Figure 2.. Innate immune checkpoints and inhibitors
Tumor cells express ligands (“don’t eat me” signals) which interact with phagocyte (Panel A) and natural killer (Panel B, NK) cell-surface receptors, stimulating signaling pathways which inhibit phagocytosis and natural cytotoxicity, respectively. The phagocytosis checkpoints (Panel A) include (a) SIRPα/CD47, (b) LILRB1/MHC-I, and (c) LILRB2/MHC-I. Drugs are being developed to interrupt these signaling pathways, thereby increasing phagocytosis of tumor cells; drugs with presented/published clinical trial data are shown. (a) The anti-CD47 drugs are ALX148 (engineered fusion protein - two high affinity CD47 binding domains of SIRPα linked to an inactive Fc), magrolimab (anti-CD47 humanized IgG4 mAb), SRF231 (anti-CD47 fully human IgG4 mAb), lemzoparlimab (anti-CD47 humanized IgG4 mAb), and IBI188 (anti-CD47 humanized IgG4 mAb). No compounds blocking the LILRB1/MHC-I axis have available clinical trial results (b). MK-4830 is an anti-LILRB2 fully human IgG4 mAb (c). The NK checkpoints (Panel B) include (a) TIGIT/CD155+CD112, (b) PVRIG/CD112, (c) Inhibitory KIRs/MHC-I, and (d) NKG2A-CD94/HLA-E. Drugs are being developed to interrupt these signaling pathways, thereby increasing natural cytotoxicity of tumor cells; drugs with presented/published clinical trial data are shown. Tiragolumab, vibostolimab, and etigilimab are anti-TIGIT humanized IgG1 mAbs (a).

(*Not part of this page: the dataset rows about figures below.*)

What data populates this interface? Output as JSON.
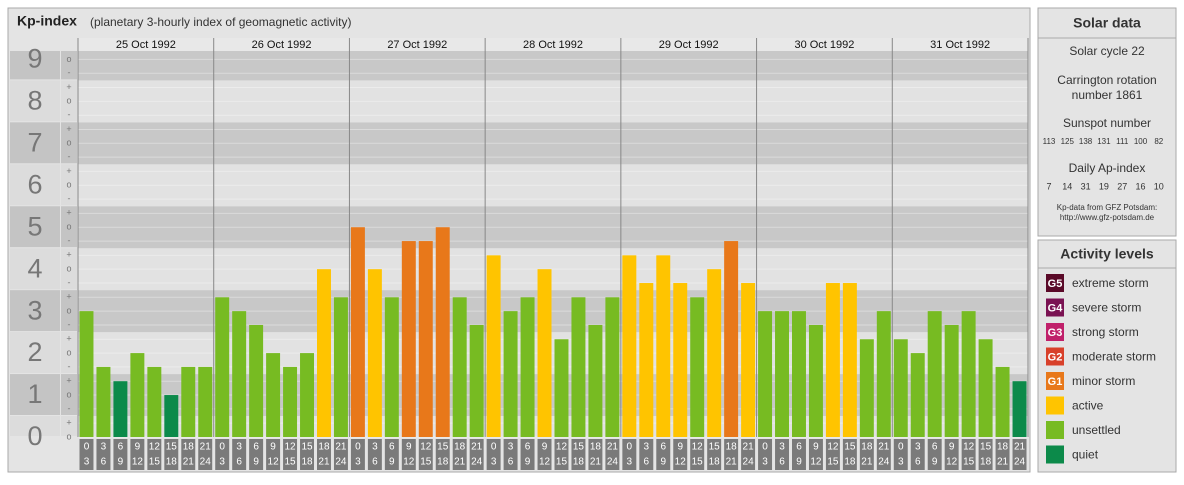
{
  "chart_data": {
    "type": "bar",
    "title": "Kp-index",
    "subtitle": "(planetary 3-hourly index of geomagnetic activity)",
    "ylim": [
      0,
      9.2
    ],
    "yticks": [
      0,
      1,
      2,
      3,
      4,
      5,
      6,
      7,
      8,
      9
    ],
    "yminorticks": [
      {
        "value": 0,
        "label": "o"
      },
      {
        "value": 0.33,
        "label": "+"
      },
      {
        "value": 0.67,
        "label": "-"
      },
      {
        "value": 1,
        "label": "o"
      },
      {
        "value": 1.33,
        "label": "+"
      },
      {
        "value": 1.67,
        "label": "-"
      },
      {
        "value": 2,
        "label": "o"
      },
      {
        "value": 2.33,
        "label": "+"
      },
      {
        "value": 2.67,
        "label": "-"
      },
      {
        "value": 3,
        "label": "o"
      },
      {
        "value": 3.33,
        "label": "+"
      },
      {
        "value": 3.67,
        "label": "-"
      },
      {
        "value": 4,
        "label": "o"
      },
      {
        "value": 4.33,
        "label": "+"
      },
      {
        "value": 4.67,
        "label": "-"
      },
      {
        "value": 5,
        "label": "o"
      },
      {
        "value": 5.33,
        "label": "+"
      },
      {
        "value": 5.67,
        "label": "-"
      },
      {
        "value": 6,
        "label": "o"
      },
      {
        "value": 6.33,
        "label": "+"
      },
      {
        "value": 6.67,
        "label": "-"
      },
      {
        "value": 7,
        "label": "o"
      },
      {
        "value": 7.33,
        "label": "+"
      },
      {
        "value": 7.67,
        "label": "-"
      },
      {
        "value": 8,
        "label": "o"
      },
      {
        "value": 8.33,
        "label": "+"
      },
      {
        "value": 8.67,
        "label": "-"
      },
      {
        "value": 9,
        "label": "o"
      }
    ],
    "hour_labels": [
      [
        "0",
        "3"
      ],
      [
        "3",
        "6"
      ],
      [
        "6",
        "9"
      ],
      [
        "9",
        "12"
      ],
      [
        "12",
        "15"
      ],
      [
        "15",
        "18"
      ],
      [
        "18",
        "21"
      ],
      [
        "21",
        "24"
      ]
    ],
    "days": [
      {
        "date": "25 Oct 1992",
        "values": [
          3,
          1.67,
          1.33,
          2,
          1.67,
          1,
          1.67,
          1.67
        ],
        "colors": [
          "#77bb22",
          "#77bb22",
          "#0c8a4a",
          "#77bb22",
          "#77bb22",
          "#0c8a4a",
          "#77bb22",
          "#77bb22"
        ]
      },
      {
        "date": "26 Oct 1992",
        "values": [
          3.33,
          3,
          2.67,
          2,
          1.67,
          2,
          4,
          3.33
        ],
        "colors": [
          "#77bb22",
          "#77bb22",
          "#77bb22",
          "#77bb22",
          "#77bb22",
          "#77bb22",
          "#ffc400",
          "#77bb22"
        ]
      },
      {
        "date": "27 Oct 1992",
        "values": [
          5,
          4,
          3.33,
          4.67,
          4.67,
          5,
          3.33,
          2.67
        ],
        "colors": [
          "#e8781a",
          "#ffc400",
          "#77bb22",
          "#e8781a",
          "#e8781a",
          "#e8781a",
          "#77bb22",
          "#77bb22"
        ]
      },
      {
        "date": "28 Oct 1992",
        "values": [
          4.33,
          3,
          3.33,
          4,
          2.33,
          3.33,
          2.67,
          3.33
        ],
        "colors": [
          "#ffc400",
          "#77bb22",
          "#77bb22",
          "#ffc400",
          "#77bb22",
          "#77bb22",
          "#77bb22",
          "#77bb22"
        ]
      },
      {
        "date": "29 Oct 1992",
        "values": [
          4.33,
          3.67,
          4.33,
          3.67,
          3.33,
          4,
          4.67,
          3.67
        ],
        "colors": [
          "#ffc400",
          "#ffc400",
          "#ffc400",
          "#ffc400",
          "#77bb22",
          "#ffc400",
          "#e8781a",
          "#ffc400"
        ]
      },
      {
        "date": "30 Oct 1992",
        "values": [
          3,
          3,
          3,
          2.67,
          3.67,
          3.67,
          2.33,
          3
        ],
        "colors": [
          "#77bb22",
          "#77bb22",
          "#77bb22",
          "#77bb22",
          "#ffc400",
          "#ffc400",
          "#77bb22",
          "#77bb22"
        ]
      },
      {
        "date": "31 Oct 1992",
        "values": [
          2.33,
          2,
          3,
          2.67,
          3,
          2.33,
          1.67,
          1.33
        ],
        "colors": [
          "#77bb22",
          "#77bb22",
          "#77bb22",
          "#77bb22",
          "#77bb22",
          "#77bb22",
          "#77bb22",
          "#0c8a4a"
        ]
      }
    ],
    "legend_title": "Activity levels",
    "legend": [
      {
        "code": "G5",
        "label": "extreme storm",
        "color": "#5a0a28"
      },
      {
        "code": "G4",
        "label": "severe storm",
        "color": "#7a1252"
      },
      {
        "code": "G3",
        "label": "strong storm",
        "color": "#c0206a"
      },
      {
        "code": "G2",
        "label": "moderate storm",
        "color": "#d8402a"
      },
      {
        "code": "G1",
        "label": "minor storm",
        "color": "#e8781a"
      },
      {
        "label": "active",
        "color": "#ffc400"
      },
      {
        "label": "unsettled",
        "color": "#77bb22"
      },
      {
        "label": "quiet",
        "color": "#0c8a4a"
      }
    ]
  },
  "solar_data": {
    "title": "Solar data",
    "cycle": "Solar cycle 22",
    "carrington": [
      "Carrington rotation",
      "number 1861"
    ],
    "sunspot_title": "Sunspot number",
    "sunspot_numbers": [
      113,
      125,
      138,
      131,
      111,
      100,
      82
    ],
    "ap_title": "Daily Ap-index",
    "ap_index": [
      7,
      14,
      31,
      19,
      27,
      16,
      10
    ],
    "source": [
      "Kp-data from GFZ Potsdam:",
      "http://www.gfz-potsdam.de"
    ]
  }
}
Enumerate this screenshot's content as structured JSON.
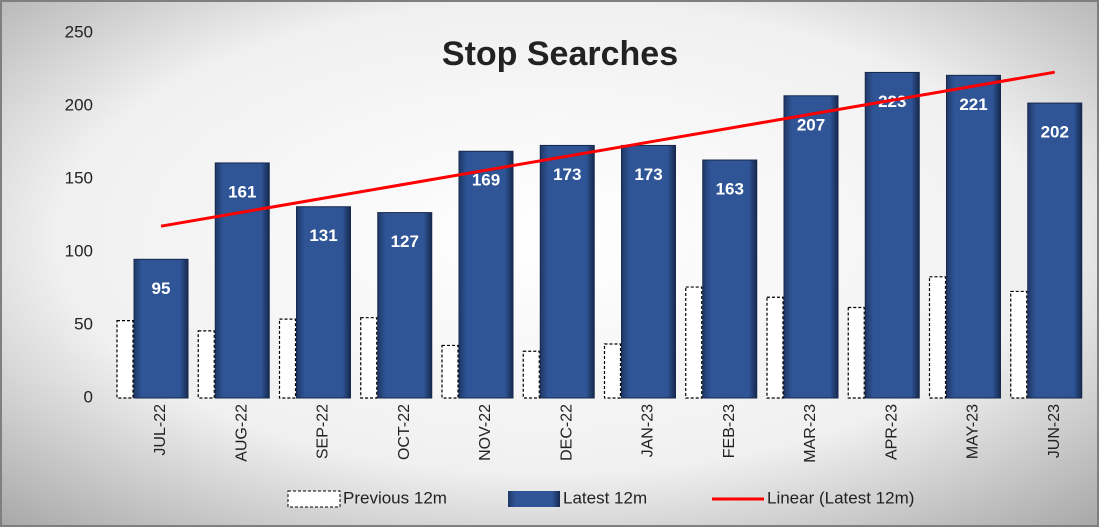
{
  "chart_data": {
    "type": "bar",
    "title": "Stop Searches",
    "categories": [
      "JUL-22",
      "AUG-22",
      "SEP-22",
      "OCT-22",
      "NOV-22",
      "DEC-22",
      "JAN-23",
      "FEB-23",
      "MAR-23",
      "APR-23",
      "MAY-23",
      "JUN-23"
    ],
    "series": [
      {
        "name": "Previous 12m",
        "color": "#ffffff",
        "values": [
          53,
          46,
          54,
          55,
          36,
          32,
          37,
          76,
          69,
          62,
          83,
          73
        ]
      },
      {
        "name": "Latest 12m",
        "color": "#2f5597",
        "values": [
          95,
          161,
          131,
          127,
          169,
          173,
          173,
          163,
          207,
          223,
          221,
          202
        ]
      }
    ],
    "trendline": {
      "name": "Linear (Latest 12m)",
      "color": "#ff0000"
    },
    "ylim": [
      0,
      250
    ],
    "yticks": [
      0,
      50,
      100,
      150,
      200,
      250
    ],
    "legend": "bottom"
  }
}
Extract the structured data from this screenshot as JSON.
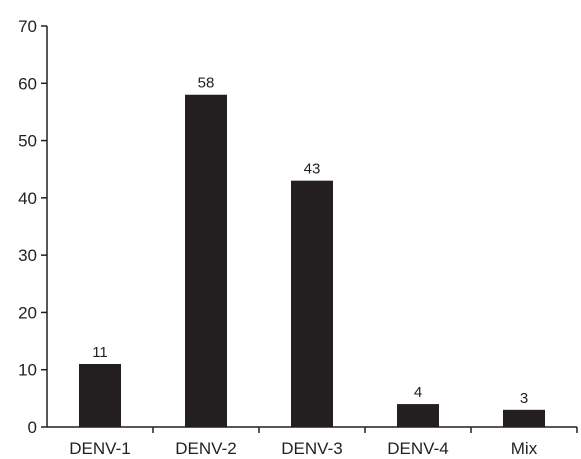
{
  "chart_data": {
    "type": "bar",
    "categories": [
      "DENV-1",
      "DENV-2",
      "DENV-3",
      "DENV-4",
      "Mix"
    ],
    "values": [
      11,
      58,
      43,
      4,
      3
    ],
    "data_labels": [
      "11",
      "58",
      "43",
      "4",
      "3"
    ],
    "title": "",
    "xlabel": "",
    "ylabel": "",
    "ylim": [
      0,
      70
    ],
    "yticks": [
      0,
      10,
      20,
      30,
      40,
      50,
      60,
      70
    ],
    "grid": false,
    "legend": "none",
    "bar_color": "#231f20",
    "axis_color": "#231f20"
  }
}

COM701 is an anti-PVRIG humanized IgG4 mAb (b). Lirilumab is an anti-KIR2D fully human IgG4 mAb (c). Monalizumab is an anti-NKG2A-CD94 humanized IgG4 mAb (d). Created with BioRender.com. Abbreviations: B2MG, beta-2-microglobulin; Fc, immunoglobulin fragment crystallizable region; HLA, human leukocyte antigen; Ig, immunoglobulin; KIR, killer cell immunoglobulin-like receptor; LILRB1, leukocyte immunoglobulin-like receptor B1; LILRB2, leukocyte immunoglobulin-like receptor B2; mAb, monoclonal antibody; MHC, major histocompatibility complex; NKG2A, NK group 2 member A; PVRIG, poliovirus receptor related immunoglobulin domain containing; SIRPα, signal-regulatory protein-α; TIGIT, T cell immunoglobulin and immunoreceptor tyrosine-based inhibition motifs domain.